Welche Eigenschaften sind typisch für die Generation X?
In Bezug auf die Arbeit zeichnet die Generation X eine grosse Eigenverantwortlichkeit und ein gewisses Misstrauen gegenüber Institutionen aus. Die Annahme, dass man in erster Linie für sich selbst und nicht für eine Institution sorgen muss, ist tief in dieser Generation verankert. Dies rührt daher, dass sich in den späten 70er- und in den frühen 80er-Jahren die Beziehungen zwischen Institutionen und Individuen stark verändert haben. Überhaupt wurde die Generation X beim Heranwachsen mit grossen sozialen Veränderungen konfrontiert. Die Regeln der Computerspiele, die ihre Jugend geprägt haben, widerspiegeln sich auch in ihrer Lebensauffassung. Mitglieder der Generation X beachten Regeln, solange diese für sie Sinn machen. Sobald sich jedoch eine Regel in einer bestimmten Situation nicht anwenden lässt, verändert die Generation X die Spielregeln eigenhändig. Die Vertreter dieser Generation betrachten sich gegenseitig als «Stammesgenossen», sie sind extrem loyal gegenüber ihren Freunden und sind zudem sehr engagierte Eltern.

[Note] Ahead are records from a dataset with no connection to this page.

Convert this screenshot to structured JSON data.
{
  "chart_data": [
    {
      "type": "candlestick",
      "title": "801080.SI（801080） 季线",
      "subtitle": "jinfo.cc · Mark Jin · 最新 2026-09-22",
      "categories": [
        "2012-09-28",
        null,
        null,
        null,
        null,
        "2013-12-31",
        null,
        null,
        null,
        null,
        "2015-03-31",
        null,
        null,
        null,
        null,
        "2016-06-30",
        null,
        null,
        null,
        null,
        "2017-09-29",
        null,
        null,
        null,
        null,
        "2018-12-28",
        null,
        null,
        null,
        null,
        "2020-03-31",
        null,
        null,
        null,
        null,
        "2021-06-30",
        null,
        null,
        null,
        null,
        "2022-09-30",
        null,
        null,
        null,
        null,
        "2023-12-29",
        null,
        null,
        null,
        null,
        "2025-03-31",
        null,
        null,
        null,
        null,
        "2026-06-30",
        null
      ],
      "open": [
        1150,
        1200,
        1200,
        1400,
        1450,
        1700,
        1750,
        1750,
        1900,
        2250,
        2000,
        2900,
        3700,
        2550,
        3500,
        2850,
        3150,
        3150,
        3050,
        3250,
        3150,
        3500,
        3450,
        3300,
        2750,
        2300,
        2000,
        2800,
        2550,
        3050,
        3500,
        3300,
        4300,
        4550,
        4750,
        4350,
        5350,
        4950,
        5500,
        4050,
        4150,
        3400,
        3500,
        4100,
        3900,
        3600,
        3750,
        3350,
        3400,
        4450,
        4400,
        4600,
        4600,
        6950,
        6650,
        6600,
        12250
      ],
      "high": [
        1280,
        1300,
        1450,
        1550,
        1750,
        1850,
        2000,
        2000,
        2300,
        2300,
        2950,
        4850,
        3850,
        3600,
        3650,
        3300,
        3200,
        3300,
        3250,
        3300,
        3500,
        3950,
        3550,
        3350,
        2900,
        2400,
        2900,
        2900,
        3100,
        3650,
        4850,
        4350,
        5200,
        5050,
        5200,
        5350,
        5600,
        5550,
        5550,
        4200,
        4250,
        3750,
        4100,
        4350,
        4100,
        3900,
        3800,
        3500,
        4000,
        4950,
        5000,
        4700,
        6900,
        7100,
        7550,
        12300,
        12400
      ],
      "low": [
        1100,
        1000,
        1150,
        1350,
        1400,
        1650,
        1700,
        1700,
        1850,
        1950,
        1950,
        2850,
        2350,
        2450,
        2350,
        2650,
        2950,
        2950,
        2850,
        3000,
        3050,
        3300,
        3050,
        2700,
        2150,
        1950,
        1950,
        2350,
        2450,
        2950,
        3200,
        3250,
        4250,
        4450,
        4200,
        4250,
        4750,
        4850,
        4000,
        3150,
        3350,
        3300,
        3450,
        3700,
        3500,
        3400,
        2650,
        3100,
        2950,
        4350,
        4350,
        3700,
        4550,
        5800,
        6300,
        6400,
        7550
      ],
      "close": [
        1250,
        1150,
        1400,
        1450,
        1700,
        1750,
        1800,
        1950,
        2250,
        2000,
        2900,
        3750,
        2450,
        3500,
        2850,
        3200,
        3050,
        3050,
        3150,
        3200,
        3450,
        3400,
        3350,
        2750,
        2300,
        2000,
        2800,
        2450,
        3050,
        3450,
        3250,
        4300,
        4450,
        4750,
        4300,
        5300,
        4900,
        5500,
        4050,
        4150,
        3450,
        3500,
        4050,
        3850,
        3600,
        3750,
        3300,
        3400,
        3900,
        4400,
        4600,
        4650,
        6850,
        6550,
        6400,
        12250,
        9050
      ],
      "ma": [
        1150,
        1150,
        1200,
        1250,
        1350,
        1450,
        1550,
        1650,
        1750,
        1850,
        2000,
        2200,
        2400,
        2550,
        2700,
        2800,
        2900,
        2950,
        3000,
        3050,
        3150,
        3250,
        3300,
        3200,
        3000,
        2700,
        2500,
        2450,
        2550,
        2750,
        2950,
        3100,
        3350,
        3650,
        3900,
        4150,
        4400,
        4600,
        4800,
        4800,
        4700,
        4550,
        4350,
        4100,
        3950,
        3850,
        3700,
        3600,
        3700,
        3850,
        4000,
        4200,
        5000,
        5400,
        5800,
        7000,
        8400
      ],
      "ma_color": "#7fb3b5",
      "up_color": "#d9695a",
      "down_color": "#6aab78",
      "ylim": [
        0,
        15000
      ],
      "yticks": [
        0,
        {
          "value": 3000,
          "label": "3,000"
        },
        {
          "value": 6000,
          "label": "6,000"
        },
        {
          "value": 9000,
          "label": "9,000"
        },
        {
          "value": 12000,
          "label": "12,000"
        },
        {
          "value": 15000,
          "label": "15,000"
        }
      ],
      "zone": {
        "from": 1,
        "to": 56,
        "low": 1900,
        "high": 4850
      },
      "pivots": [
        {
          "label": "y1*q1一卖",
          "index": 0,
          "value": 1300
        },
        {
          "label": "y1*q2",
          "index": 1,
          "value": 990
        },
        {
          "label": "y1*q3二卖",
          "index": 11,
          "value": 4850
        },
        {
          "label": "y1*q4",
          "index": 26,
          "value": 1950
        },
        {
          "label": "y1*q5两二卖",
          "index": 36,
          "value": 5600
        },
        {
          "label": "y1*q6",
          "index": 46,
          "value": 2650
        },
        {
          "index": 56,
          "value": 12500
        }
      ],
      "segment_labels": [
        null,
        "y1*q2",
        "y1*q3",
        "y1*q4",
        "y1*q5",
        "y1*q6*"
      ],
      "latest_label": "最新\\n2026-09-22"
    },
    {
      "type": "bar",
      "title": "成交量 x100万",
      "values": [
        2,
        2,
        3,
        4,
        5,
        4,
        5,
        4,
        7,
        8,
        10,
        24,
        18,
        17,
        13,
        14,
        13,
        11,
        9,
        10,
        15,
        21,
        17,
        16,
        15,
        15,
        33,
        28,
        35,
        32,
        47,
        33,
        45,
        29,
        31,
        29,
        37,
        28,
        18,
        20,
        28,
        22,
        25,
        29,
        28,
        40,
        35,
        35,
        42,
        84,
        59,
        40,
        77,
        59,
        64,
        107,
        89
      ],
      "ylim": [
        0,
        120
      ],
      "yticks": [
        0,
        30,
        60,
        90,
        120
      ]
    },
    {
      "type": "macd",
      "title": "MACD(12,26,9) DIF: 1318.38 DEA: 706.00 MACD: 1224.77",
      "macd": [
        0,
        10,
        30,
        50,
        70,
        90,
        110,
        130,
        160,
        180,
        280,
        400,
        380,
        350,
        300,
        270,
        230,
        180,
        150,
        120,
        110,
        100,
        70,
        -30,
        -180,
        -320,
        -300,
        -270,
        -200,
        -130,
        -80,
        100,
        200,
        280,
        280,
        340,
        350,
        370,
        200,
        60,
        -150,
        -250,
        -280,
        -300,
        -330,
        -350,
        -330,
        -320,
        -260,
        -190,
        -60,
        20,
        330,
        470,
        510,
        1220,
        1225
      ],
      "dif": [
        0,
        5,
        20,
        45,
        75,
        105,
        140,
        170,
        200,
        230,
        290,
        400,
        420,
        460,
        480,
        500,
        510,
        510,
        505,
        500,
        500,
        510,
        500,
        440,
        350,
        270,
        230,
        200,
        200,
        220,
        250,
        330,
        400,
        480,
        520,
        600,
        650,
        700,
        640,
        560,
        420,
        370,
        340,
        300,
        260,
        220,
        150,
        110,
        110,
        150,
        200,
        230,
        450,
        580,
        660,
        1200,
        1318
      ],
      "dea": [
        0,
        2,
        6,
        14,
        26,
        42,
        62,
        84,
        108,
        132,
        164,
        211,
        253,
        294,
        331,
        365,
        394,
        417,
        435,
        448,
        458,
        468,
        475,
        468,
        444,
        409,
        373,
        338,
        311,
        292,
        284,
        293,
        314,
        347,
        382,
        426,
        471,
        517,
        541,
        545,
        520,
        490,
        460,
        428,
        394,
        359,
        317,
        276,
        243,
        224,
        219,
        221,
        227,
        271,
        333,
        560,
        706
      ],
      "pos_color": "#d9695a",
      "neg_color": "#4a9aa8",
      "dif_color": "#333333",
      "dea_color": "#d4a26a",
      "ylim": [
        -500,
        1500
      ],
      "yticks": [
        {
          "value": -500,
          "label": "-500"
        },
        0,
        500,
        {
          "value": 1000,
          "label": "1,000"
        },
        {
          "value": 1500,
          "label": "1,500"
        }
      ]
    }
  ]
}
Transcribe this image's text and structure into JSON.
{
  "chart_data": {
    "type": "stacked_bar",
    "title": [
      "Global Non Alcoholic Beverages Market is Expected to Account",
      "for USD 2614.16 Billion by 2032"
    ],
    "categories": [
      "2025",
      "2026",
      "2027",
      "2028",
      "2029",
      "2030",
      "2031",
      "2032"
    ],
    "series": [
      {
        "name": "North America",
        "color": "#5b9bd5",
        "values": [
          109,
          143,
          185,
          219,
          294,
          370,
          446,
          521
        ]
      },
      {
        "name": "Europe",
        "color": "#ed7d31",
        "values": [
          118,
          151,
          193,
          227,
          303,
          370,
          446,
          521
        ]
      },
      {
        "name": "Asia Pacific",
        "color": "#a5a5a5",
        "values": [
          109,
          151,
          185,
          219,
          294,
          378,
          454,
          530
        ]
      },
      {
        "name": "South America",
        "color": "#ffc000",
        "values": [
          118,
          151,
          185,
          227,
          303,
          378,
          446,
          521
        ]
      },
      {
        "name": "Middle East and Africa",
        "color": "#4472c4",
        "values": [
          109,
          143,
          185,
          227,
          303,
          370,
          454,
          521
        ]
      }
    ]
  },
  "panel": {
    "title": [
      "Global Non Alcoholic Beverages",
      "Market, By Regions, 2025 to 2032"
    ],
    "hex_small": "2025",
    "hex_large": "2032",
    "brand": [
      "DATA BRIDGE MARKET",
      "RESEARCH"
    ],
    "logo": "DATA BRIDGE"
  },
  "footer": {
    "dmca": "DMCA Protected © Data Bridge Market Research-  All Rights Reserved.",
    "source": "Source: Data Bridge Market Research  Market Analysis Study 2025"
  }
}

Und was zeichnet die jüngste Gruppe aus, die Generation Y?
Die Generation Y hat das Bedürfnis, jeden Tag bis zum Letzten auszukosten. Ihre Vertreter gehören zu den sogenannten Digital Natives, die mit dem Internet aufgewachsen sind. Entsprechend unmittelbar sind ihre Erwartungen. Sie wollen alles sofort – hier und jetzt. Die Generation Y fühlt sich stark mit der Familie verbunden und viele ihrer Mitglieder sehen ihre Eltern als Vorbilder und Freunde an. Sie haben ein grosses Selbstbewusstsein, aber auch ein ausgeprägtes soziales Bewusstsein und sind sehr tolerant. Im Gegensatz zu den Babyboomern und zur Generation X hat die Generation Y das Vertrauen in Autoritäten wiedergefunden. Ihre Vertreter sind sehr zielstrebig und messen dem Lernen einen hohen Stellenwert bei. Das Einkommen und der soziale Status haben in ihrem Leben keine Priorität. Wichtiger sind ihnen ihr soziales Umfeld, ihr Land und der Planet, auf dem sie leben – kurz die Qualität des Lebens, für das sie sich entscheiden.

«Das Einkommen und der soziale Status hat im Leben der Mitglieder der Generation Y keine Priorität. Wichtiger sind ihnen ihr soziales Umfeld, ihr Land und der Planet, auf dem sie leben – kurz die Qualität des Lebens, für das sie sich entscheiden.»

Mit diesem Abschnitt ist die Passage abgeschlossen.